Ériger un phare pour marquer le territoire est un projet qui mérite respect, tant qu’il ne soit pas motivé par la vanité. Celui que le maire Labeaume a dans sa mire devrait atteindre, selon les dernières informations qui circulent, 65 étages. Or, une telle construction, tant par son impact sur la trame urbaine et sur le réseau de transport, par son empreinte dans le paysage et par le symbole qu’elle dégage doit nécessairement faire l’objet d’une judicieuse analyse comparative de sites à l’échelle de la communauté métropolitaine. On n’élève pas de jolies tours, ici et là, parce que le souhaitent les propriétaires influents de terrains vacants.

À ce que je sache, le phare Labeaume n’a fait l’objet d’aucune analyse de sites comme on l’exige maintenant pour les édifices publics d’envergure mais dont l’impact sur le territoire urbanisé est nettement moindre que la tour projetée par le président de la communauté métropolitaine.
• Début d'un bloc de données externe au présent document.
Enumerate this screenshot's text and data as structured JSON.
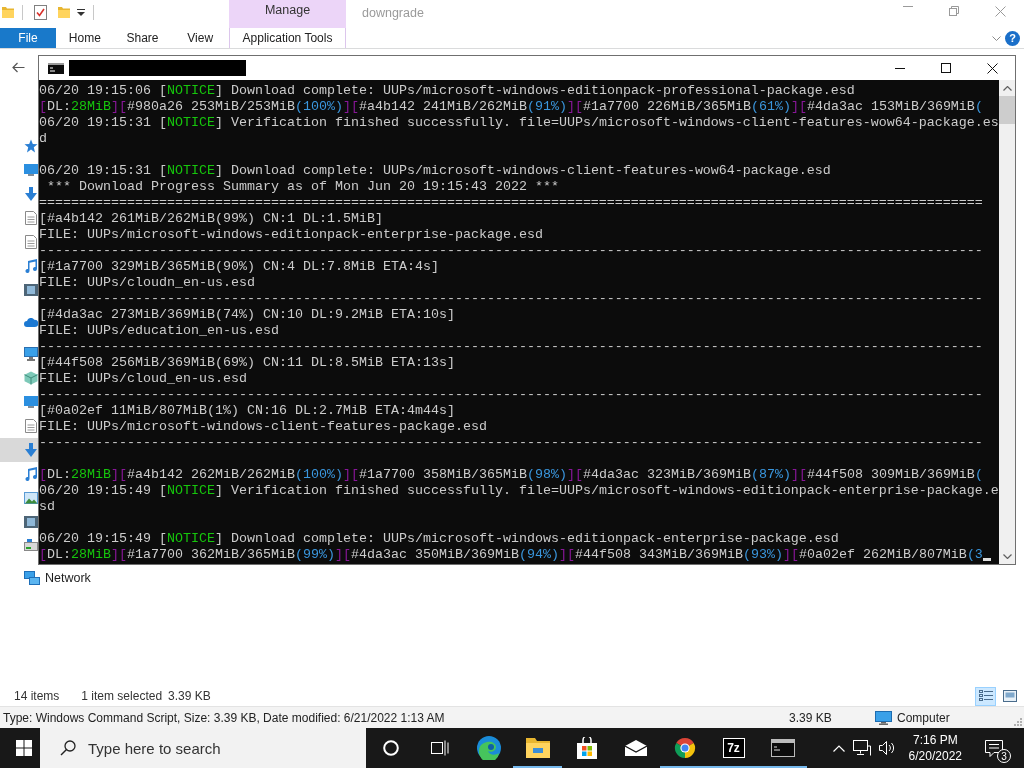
{
  "explorer": {
    "title": "downgrade",
    "contextual_tab_group": {
      "label": "Manage",
      "tab": "Application Tools"
    },
    "ribbon_tabs": [
      {
        "label": "File",
        "kind": "file"
      },
      {
        "label": "Home",
        "kind": "tab"
      },
      {
        "label": "Share",
        "kind": "tab"
      },
      {
        "label": "View",
        "kind": "tab"
      }
    ],
    "help": "?",
    "navigation_pane": {
      "groups": [
        {
          "rows": [
            {
              "kind": "star",
              "selected": false
            },
            {
              "kind": "desktop",
              "selected": false
            },
            {
              "kind": "download",
              "selected": false
            },
            {
              "kind": "document",
              "selected": false
            },
            {
              "kind": "document",
              "selected": false
            },
            {
              "kind": "music",
              "selected": false
            },
            {
              "kind": "video",
              "selected": false
            }
          ]
        },
        {
          "rows": [
            {
              "kind": "cloud",
              "selected": false
            }
          ]
        },
        {
          "rows": [
            {
              "kind": "computer",
              "selected": false
            },
            {
              "kind": "cube",
              "selected": false
            },
            {
              "kind": "desktop",
              "selected": false
            },
            {
              "kind": "document",
              "selected": false
            },
            {
              "kind": "download",
              "selected": true
            },
            {
              "kind": "music",
              "selected": false
            },
            {
              "kind": "pictures",
              "selected": false
            },
            {
              "kind": "video",
              "selected": false
            },
            {
              "kind": "drive",
              "selected": false
            }
          ]
        },
        {
          "rows": [
            {
              "kind": "network",
              "label": "Network",
              "selected": false
            }
          ]
        }
      ]
    },
    "status_bar": {
      "item_count": "14 items",
      "selection": "1 item selected",
      "selection_size": "3.39 KB"
    },
    "view_buttons": [
      {
        "kind": "details",
        "selected": true
      },
      {
        "kind": "large-icons",
        "selected": false
      }
    ],
    "details_bar": {
      "description": "Type: Windows Command Script, Size: 3.39 KB, Date modified: 6/21/2022 1:13 AM",
      "size": "3.39 KB",
      "location": "Computer"
    }
  },
  "console": {
    "cursor_visible": true,
    "lines": [
      {
        "kind": "text",
        "segments": [
          {
            "kind": "plain",
            "text": "06/20 19:15:06 ["
          },
          {
            "kind": "notice",
            "text": "NOTICE"
          },
          {
            "kind": "plain",
            "text": "] Download complete: UUPs/microsoft-windows-editionpack-professional-package.esd"
          }
        ]
      },
      {
        "kind": "text",
        "segments": [
          {
            "kind": "bracket",
            "text": "["
          },
          {
            "kind": "plain",
            "text": "DL:"
          },
          {
            "kind": "rate",
            "text": "28MiB"
          },
          {
            "kind": "bracket",
            "text": "]["
          },
          {
            "kind": "plain",
            "text": "#980a26 253MiB/253MiB"
          },
          {
            "kind": "percent",
            "text": "(100%)"
          },
          {
            "kind": "bracket",
            "text": "]["
          },
          {
            "kind": "plain",
            "text": "#a4b142 241MiB/262MiB"
          },
          {
            "kind": "percent",
            "text": "(91%)"
          },
          {
            "kind": "bracket",
            "text": "]["
          },
          {
            "kind": "plain",
            "text": "#1a7700 226MiB/365MiB"
          },
          {
            "kind": "percent",
            "text": "(61%)"
          },
          {
            "kind": "bracket",
            "text": "]["
          },
          {
            "kind": "plain",
            "text": "#4da3ac 153MiB/369MiB"
          },
          {
            "kind": "percent",
            "text": "("
          }
        ]
      },
      {
        "kind": "text",
        "segments": [
          {
            "kind": "plain",
            "text": "06/20 19:15:31 ["
          },
          {
            "kind": "notice",
            "text": "NOTICE"
          },
          {
            "kind": "plain",
            "text": "] Verification finished successfully. file=UUPs/microsoft-windows-client-features-wow64-package.es"
          }
        ]
      },
      {
        "kind": "text",
        "segments": [
          {
            "kind": "plain",
            "text": "d"
          }
        ]
      },
      {
        "kind": "blank"
      },
      {
        "kind": "text",
        "segments": [
          {
            "kind": "plain",
            "text": "06/20 19:15:31 ["
          },
          {
            "kind": "notice",
            "text": "NOTICE"
          },
          {
            "kind": "plain",
            "text": "] Download complete: UUPs/microsoft-windows-client-features-wow64-package.esd"
          }
        ]
      },
      {
        "kind": "text",
        "segments": [
          {
            "kind": "plain",
            "text": " *** Download Progress Summary as of Mon Jun 20 19:15:43 2022 ***"
          }
        ]
      },
      {
        "kind": "text",
        "segments": [
          {
            "kind": "plain",
            "text": "======================================================================================================================"
          }
        ]
      },
      {
        "kind": "text",
        "segments": [
          {
            "kind": "plain",
            "text": "[#a4b142 261MiB/262MiB(99%) CN:1 DL:1.5MiB]"
          }
        ]
      },
      {
        "kind": "text",
        "segments": [
          {
            "kind": "plain",
            "text": "FILE: UUPs/microsoft-windows-editionpack-enterprise-package.esd"
          }
        ]
      },
      {
        "kind": "text",
        "segments": [
          {
            "kind": "plain",
            "text": "----------------------------------------------------------------------------------------------------------------------"
          }
        ]
      },
      {
        "kind": "text",
        "segments": [
          {
            "kind": "plain",
            "text": "[#1a7700 329MiB/365MiB(90%) CN:4 DL:7.8MiB ETA:4s]"
          }
        ]
      },
      {
        "kind": "text",
        "segments": [
          {
            "kind": "plain",
            "text": "FILE: UUPs/cloudn_en-us.esd"
          }
        ]
      },
      {
        "kind": "text",
        "segments": [
          {
            "kind": "plain",
            "text": "----------------------------------------------------------------------------------------------------------------------"
          }
        ]
      },
      {
        "kind": "text",
        "segments": [
          {
            "kind": "plain",
            "text": "[#4da3ac 273MiB/369MiB(74%) CN:10 DL:9.2MiB ETA:10s]"
          }
        ]
      },
      {
        "kind": "text",
        "segments": [
          {
            "kind": "plain",
            "text": "FILE: UUPs/education_en-us.esd"
          }
        ]
      },
      {
        "kind": "text",
        "segments": [
          {
            "kind": "plain",
            "text": "----------------------------------------------------------------------------------------------------------------------"
          }
        ]
      },
      {
        "kind": "text",
        "segments": [
          {
            "kind": "plain",
            "text": "[#44f508 256MiB/369MiB(69%) CN:11 DL:8.5MiB ETA:13s]"
          }
        ]
      },
      {
        "kind": "text",
        "segments": [
          {
            "kind": "plain",
            "text": "FILE: UUPs/cloud_en-us.esd"
          }
        ]
      },
      {
        "kind": "text",
        "segments": [
          {
            "kind": "plain",
            "text": "----------------------------------------------------------------------------------------------------------------------"
          }
        ]
      },
      {
        "kind": "text",
        "segments": [
          {
            "kind": "plain",
            "text": "[#0a02ef 11MiB/807MiB(1%) CN:16 DL:2.7MiB ETA:4m44s]"
          }
        ]
      },
      {
        "kind": "text",
        "segments": [
          {
            "kind": "plain",
            "text": "FILE: UUPs/microsoft-windows-client-features-package.esd"
          }
        ]
      },
      {
        "kind": "text",
        "segments": [
          {
            "kind": "plain",
            "text": "----------------------------------------------------------------------------------------------------------------------"
          }
        ]
      },
      {
        "kind": "blank"
      },
      {
        "kind": "text",
        "segments": [
          {
            "kind": "bracket",
            "text": "["
          },
          {
            "kind": "plain",
            "text": "DL:"
          },
          {
            "kind": "rate",
            "text": "28MiB"
          },
          {
            "kind": "bracket",
            "text": "]["
          },
          {
            "kind": "plain",
            "text": "#a4b142 262MiB/262MiB"
          },
          {
            "kind": "percent",
            "text": "(100%)"
          },
          {
            "kind": "bracket",
            "text": "]["
          },
          {
            "kind": "plain",
            "text": "#1a7700 358MiB/365MiB"
          },
          {
            "kind": "percent",
            "text": "(98%)"
          },
          {
            "kind": "bracket",
            "text": "]["
          },
          {
            "kind": "plain",
            "text": "#4da3ac 323MiB/369MiB"
          },
          {
            "kind": "percent",
            "text": "(87%)"
          },
          {
            "kind": "bracket",
            "text": "]["
          },
          {
            "kind": "plain",
            "text": "#44f508 309MiB/369MiB"
          },
          {
            "kind": "percent",
            "text": "("
          }
        ]
      },
      {
        "kind": "text",
        "segments": [
          {
            "kind": "plain",
            "text": "06/20 19:15:49 ["
          },
          {
            "kind": "notice",
            "text": "NOTICE"
          },
          {
            "kind": "plain",
            "text": "] Verification finished successfully. file=UUPs/microsoft-windows-editionpack-enterprise-package.e"
          }
        ]
      },
      {
        "kind": "text",
        "segments": [
          {
            "kind": "plain",
            "text": "sd"
          }
        ]
      },
      {
        "kind": "blank"
      },
      {
        "kind": "text",
        "segments": [
          {
            "kind": "plain",
            "text": "06/20 19:15:49 ["
          },
          {
            "kind": "notice",
            "text": "NOTICE"
          },
          {
            "kind": "plain",
            "text": "] Download complete: UUPs/microsoft-windows-editionpack-enterprise-package.esd"
          }
        ]
      },
      {
        "kind": "text",
        "segments": [
          {
            "kind": "bracket",
            "text": "["
          },
          {
            "kind": "plain",
            "text": "DL:"
          },
          {
            "kind": "rate",
            "text": "28MiB"
          },
          {
            "kind": "bracket",
            "text": "]["
          },
          {
            "kind": "plain",
            "text": "#1a7700 362MiB/365MiB"
          },
          {
            "kind": "percent",
            "text": "(99%)"
          },
          {
            "kind": "bracket",
            "text": "]["
          },
          {
            "kind": "plain",
            "text": "#4da3ac 350MiB/369MiB"
          },
          {
            "kind": "percent",
            "text": "(94%)"
          },
          {
            "kind": "bracket",
            "text": "]["
          },
          {
            "kind": "plain",
            "text": "#44f508 343MiB/369MiB"
          },
          {
            "kind": "percent",
            "text": "(93%)"
          },
          {
            "kind": "bracket",
            "text": "]["
          },
          {
            "kind": "plain",
            "text": "#0a02ef 262MiB/807MiB"
          },
          {
            "kind": "percent",
            "text": "(3"
          }
        ]
      }
    ]
  },
  "taskbar": {
    "search": {
      "placeholder": "Type here to search"
    },
    "apps": [
      {
        "kind": "ring",
        "running": false
      },
      {
        "kind": "task-view",
        "running": false
      },
      {
        "kind": "swirl",
        "running": false
      },
      {
        "kind": "folder",
        "running": true
      },
      {
        "kind": "bag",
        "running": false
      },
      {
        "kind": "envelope",
        "running": false
      },
      {
        "kind": "wheel",
        "running": true
      },
      {
        "kind": "tile",
        "label": "7z",
        "running": true
      },
      {
        "kind": "terminal",
        "running": true
      }
    ],
    "clock": {
      "time": "7:16 PM",
      "date": "6/20/2022"
    },
    "notification_count": "3"
  }
}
D’ailleurs, si un tel exercice devait être fait, je parie que le phare s’élèverait du côté de Lévis.

D’abord, d’un point de vue géographique, c’est ici, à la tête des ponts, que convergent les deux axes du Saint-Laurent dans son changement de trajectoire. Au-delà du symbole maritime, c’est clairement sur la rive lévisienne qu’il faut retenir les automobilistes avant qu’ils n’engorgent davantage les ponts. Aussi, sur le plan environnemental, un aspect maintenant si cher au président de la Communauté métropolitaine de Québec, une distribution équilibrée des pôles d’emplois sur le territoire métropolitain m’apparaît plus saine qu’une densification démesurée dans l’axe entre Sainte-Foy et Saint-Roch. De plus, un phare situé à Lévis éclairera davantage que sur le plateau de Sainte-Foy nos visiteurs qui viendront du fleuve ou de l’autoroute 20.

Le maire Labeaume devrait s’inspirer du visionnaire Ptolémée 1er qui a érigé sa merveille devant la cité d’Alexandrie, sur l’île de Pharos. J’ose toujours espérer que la tour de Régis 1er s’élèvera au-dessus du copinage et du retour de taxes foncières pour la Ville de Québec.